NOUVELLES

La nièce du maire Rob Ford sème la controverse sur Twitter au sujet du viol

30/08/2012 03:26 EDT | Actualisé 30/10/2012 05:12 EDT

TORONTO - La nièce du maire de Toronto s'est excusée, jeudi, après avoir laissé entendre que les femmes éviteraient d'être violées si, entre autres, elles ne s'habillaient pas «comme des putes».

Krista Ford, l'ancienne capitaine de l'équipe torontoise de football en sous-vêtements, avait écrit ce commentaire controversé sur Twitter peu de temps après une mise en garde de la police concernant une récente série d'agressions sexuelles survenues dans l'ouest de la métropole.

Mme Ford, la fille du conseiller municipal Doug Ford (le frère du maire Rob Ford), s'est plus tard excusée sur Twitter. Elle a indiqué avoir simplement voulu s'assurer que les femmes soient en sécurité.

Elle avait prodigué le conseil suivant aux femmes de Toronto: «Soyez vigilantes, tenez-vous droites, munissez-vous de poivre de Cayenne, suivez des cours d'auto-défense, et ne vous habillez pas comme des putes».

Le message a suscité la colère en ligne, avant d'être retiré de son compte Twitter. Il avait notamment été dénoncé par une femme qui affirme être une des victimes des six agressions sexuelles qui ont donné lieu à la mise en garde de la police. La femme a rappelé que lors de l'agression, elle portait une robe aux genoux.
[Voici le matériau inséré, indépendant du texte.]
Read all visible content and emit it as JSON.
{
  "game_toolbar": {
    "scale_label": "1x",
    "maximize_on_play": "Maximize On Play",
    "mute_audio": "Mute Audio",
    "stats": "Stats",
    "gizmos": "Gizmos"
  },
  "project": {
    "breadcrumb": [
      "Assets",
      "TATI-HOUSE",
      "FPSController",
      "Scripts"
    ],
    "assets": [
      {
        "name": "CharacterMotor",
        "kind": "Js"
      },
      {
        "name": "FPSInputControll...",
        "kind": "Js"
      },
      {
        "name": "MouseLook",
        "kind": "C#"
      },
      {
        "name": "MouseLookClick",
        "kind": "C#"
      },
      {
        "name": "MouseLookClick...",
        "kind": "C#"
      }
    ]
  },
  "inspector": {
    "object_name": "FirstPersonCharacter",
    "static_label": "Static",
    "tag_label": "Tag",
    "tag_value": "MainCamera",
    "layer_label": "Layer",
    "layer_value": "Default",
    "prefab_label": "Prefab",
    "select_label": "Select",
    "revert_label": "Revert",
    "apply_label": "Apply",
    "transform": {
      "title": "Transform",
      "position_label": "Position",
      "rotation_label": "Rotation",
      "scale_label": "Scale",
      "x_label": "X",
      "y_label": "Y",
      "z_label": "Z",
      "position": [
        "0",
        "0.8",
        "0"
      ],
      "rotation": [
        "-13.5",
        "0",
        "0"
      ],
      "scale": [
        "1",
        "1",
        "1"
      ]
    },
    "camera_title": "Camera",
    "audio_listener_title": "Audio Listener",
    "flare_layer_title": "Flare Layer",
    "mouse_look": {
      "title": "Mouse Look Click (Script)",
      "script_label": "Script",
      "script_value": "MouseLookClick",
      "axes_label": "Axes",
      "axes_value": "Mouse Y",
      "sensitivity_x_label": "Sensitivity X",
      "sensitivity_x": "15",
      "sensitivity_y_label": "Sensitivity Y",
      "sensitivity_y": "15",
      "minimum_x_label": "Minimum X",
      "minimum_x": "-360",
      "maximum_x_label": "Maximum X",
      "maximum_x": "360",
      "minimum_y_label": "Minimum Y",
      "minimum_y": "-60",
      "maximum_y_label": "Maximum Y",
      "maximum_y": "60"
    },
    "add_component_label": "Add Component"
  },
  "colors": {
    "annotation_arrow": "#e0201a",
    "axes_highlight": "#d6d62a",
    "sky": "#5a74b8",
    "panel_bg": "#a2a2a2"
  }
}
Un policier de Toronto avait été critiqué, l'an dernier, après y être allé de conseils similaires lors d'un discours sur la sécurité devant des étudiants d'universités. Le policier conseillait aux femmes de ne pas «s'habiller comme des salopes» («sluts») pour éviter d'être agressées. Son commentaire avait donné naissance à «SlutWalk», une série de manifestations organisées pour dénoncer la thèse voulant que les victimes puissent être à blâmer pour une agression sexuelle. Le policier s'était finalement excusé.

La police de Toronto indiquait mercredi qu'elle mène une enquête sur six agressions sexuelles survenues récemment. Le même suspect pourrait avoir empoigné les victimes avant de les jeter au sol et de leur faire des attouchements. La police craint que les agressions ne se poursuivent et ne deviennent plus violentes.